エリート外科医は最愛妻に独占欲を刻みつける

「あのお店に、わざと連れて行ったって本当?」

 大哉さんの目が、悲しそうに細められる。伊東先生のことよりも、私たち自身で話さなければいけないことがありそうだった。

「……ごめん」

 それでも、大哉さんのことを信じようと思えるのは、この腕の中からもう私自身が抜け出せる気がしないからだ。

「傷つけた分、絶対幸せにする」

 だから逃げないでくれ、と耳元に唇を摺り寄せられる。
 まだなにひとつ彼の言い分を聞いていないけれど、逃がす気のない腕の強さに今は安堵する。

 彼の腕の中で深呼吸をすると、次第に気持ちが落ち着いてくる。
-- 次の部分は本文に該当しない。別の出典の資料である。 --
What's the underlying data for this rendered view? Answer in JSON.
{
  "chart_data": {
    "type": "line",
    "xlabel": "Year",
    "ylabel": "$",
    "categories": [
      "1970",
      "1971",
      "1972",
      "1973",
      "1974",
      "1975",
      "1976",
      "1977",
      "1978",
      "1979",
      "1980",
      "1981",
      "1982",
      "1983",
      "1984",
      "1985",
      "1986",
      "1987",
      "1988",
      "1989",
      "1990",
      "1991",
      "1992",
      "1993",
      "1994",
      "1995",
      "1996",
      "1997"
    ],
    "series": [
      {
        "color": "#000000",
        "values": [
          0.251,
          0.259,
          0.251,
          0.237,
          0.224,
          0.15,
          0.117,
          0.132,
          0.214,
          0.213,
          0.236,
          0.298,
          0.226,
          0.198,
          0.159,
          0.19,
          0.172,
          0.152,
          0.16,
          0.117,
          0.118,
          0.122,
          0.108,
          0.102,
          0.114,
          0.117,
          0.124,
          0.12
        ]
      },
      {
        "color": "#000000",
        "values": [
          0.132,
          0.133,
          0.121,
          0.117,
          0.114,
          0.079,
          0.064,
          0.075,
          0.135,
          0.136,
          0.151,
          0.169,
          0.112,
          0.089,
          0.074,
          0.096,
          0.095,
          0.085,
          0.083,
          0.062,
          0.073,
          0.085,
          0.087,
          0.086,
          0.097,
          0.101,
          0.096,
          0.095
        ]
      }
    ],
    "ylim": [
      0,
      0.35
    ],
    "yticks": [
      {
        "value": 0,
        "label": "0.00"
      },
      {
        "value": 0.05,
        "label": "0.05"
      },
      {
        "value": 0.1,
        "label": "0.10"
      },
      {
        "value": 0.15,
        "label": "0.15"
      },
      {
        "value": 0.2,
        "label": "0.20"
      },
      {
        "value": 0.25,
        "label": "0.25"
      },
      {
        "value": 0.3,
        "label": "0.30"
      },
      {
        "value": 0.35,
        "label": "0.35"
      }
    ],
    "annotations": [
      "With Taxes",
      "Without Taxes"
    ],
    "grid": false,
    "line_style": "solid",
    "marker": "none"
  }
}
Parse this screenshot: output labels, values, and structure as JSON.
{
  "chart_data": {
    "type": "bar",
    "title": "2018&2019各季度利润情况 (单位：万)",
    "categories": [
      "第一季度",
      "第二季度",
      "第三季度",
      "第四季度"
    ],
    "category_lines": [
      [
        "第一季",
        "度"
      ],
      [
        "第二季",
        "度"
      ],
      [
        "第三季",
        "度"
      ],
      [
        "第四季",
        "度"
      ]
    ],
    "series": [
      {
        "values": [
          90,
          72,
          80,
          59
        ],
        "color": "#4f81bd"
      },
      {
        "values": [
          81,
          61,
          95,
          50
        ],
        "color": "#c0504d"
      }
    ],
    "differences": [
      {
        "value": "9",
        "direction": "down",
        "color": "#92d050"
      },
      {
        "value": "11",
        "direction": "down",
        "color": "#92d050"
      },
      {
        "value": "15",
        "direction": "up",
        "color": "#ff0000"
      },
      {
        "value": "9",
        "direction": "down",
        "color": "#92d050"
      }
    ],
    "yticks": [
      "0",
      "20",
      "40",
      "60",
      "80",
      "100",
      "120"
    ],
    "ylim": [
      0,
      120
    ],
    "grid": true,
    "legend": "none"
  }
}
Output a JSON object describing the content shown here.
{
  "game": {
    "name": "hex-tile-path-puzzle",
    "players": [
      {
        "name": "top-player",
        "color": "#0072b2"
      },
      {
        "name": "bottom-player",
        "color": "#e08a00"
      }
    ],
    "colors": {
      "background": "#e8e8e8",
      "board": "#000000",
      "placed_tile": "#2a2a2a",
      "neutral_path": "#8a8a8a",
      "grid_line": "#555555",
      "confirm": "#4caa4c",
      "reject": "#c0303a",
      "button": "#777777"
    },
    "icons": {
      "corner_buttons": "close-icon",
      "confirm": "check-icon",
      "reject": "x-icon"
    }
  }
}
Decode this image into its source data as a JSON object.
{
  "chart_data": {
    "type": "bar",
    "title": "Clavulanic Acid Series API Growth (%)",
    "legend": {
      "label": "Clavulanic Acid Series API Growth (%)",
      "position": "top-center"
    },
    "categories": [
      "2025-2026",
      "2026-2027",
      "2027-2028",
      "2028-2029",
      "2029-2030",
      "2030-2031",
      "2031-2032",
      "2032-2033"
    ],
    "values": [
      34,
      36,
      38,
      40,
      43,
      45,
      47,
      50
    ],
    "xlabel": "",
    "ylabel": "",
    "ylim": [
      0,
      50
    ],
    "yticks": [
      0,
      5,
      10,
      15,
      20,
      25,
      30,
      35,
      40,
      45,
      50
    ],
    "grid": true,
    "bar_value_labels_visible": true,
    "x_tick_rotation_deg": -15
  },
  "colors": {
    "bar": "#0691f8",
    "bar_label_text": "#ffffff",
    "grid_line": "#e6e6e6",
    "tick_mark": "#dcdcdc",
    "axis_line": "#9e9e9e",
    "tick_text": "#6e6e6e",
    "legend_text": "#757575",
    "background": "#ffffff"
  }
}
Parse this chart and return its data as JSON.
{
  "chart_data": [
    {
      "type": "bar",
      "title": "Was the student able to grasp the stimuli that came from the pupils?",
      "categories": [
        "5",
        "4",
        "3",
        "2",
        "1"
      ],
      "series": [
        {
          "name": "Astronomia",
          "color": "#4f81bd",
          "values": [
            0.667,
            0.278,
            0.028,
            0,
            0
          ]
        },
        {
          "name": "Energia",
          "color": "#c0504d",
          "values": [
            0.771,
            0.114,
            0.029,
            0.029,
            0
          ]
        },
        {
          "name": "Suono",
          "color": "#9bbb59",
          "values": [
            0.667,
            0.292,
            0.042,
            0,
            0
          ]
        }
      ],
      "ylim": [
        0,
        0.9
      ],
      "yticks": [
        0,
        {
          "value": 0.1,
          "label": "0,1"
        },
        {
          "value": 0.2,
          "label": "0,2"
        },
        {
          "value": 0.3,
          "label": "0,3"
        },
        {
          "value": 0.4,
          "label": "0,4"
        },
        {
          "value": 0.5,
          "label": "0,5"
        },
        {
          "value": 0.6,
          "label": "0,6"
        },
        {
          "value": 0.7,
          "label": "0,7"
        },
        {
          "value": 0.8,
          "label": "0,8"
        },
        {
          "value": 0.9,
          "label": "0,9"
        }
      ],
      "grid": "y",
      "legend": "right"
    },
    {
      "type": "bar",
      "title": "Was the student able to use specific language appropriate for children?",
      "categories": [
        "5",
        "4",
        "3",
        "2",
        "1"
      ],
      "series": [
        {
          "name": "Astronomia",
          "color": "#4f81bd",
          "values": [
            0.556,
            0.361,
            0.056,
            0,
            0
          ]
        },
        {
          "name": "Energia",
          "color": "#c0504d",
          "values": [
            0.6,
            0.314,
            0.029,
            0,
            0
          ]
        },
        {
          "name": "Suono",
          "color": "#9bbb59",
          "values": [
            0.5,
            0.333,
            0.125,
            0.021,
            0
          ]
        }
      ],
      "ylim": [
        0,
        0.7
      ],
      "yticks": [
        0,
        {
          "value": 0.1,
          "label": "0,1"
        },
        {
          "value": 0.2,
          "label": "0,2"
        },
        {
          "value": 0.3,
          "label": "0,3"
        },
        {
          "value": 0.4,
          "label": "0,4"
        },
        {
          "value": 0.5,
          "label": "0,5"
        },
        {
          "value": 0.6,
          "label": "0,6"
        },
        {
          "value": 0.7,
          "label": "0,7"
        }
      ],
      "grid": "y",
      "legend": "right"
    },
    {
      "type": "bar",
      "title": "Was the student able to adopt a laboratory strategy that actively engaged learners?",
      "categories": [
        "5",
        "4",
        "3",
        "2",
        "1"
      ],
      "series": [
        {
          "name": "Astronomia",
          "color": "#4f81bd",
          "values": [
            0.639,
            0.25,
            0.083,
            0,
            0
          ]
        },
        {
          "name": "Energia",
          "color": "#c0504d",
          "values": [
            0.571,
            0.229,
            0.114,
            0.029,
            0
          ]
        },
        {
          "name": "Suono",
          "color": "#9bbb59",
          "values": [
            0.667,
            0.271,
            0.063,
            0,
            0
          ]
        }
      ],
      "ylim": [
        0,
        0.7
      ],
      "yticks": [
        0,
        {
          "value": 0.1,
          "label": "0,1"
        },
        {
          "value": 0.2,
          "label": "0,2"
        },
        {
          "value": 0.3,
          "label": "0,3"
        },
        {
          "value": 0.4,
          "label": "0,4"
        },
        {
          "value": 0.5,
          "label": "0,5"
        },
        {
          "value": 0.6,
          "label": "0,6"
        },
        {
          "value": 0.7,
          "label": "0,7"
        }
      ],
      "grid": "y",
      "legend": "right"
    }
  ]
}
私が身体の力を抜くと、逃げないとわかったのか彼の腕も緩んだ。

 そして、ずっと立ち尽くしていた伊東先生の方を見た。

「伊東先生、彼女が疑ってますよ。他に女がいるんじゃないかってこそこそ嗅ぎまわってます。二兎追う者はって諺知らないわけないと思いますが」

 ぎくりと伊東先生の顔が強張る。すでにスマホを盗み見られて、私のところに電話がありましたよ、ということは今は黙っておいた。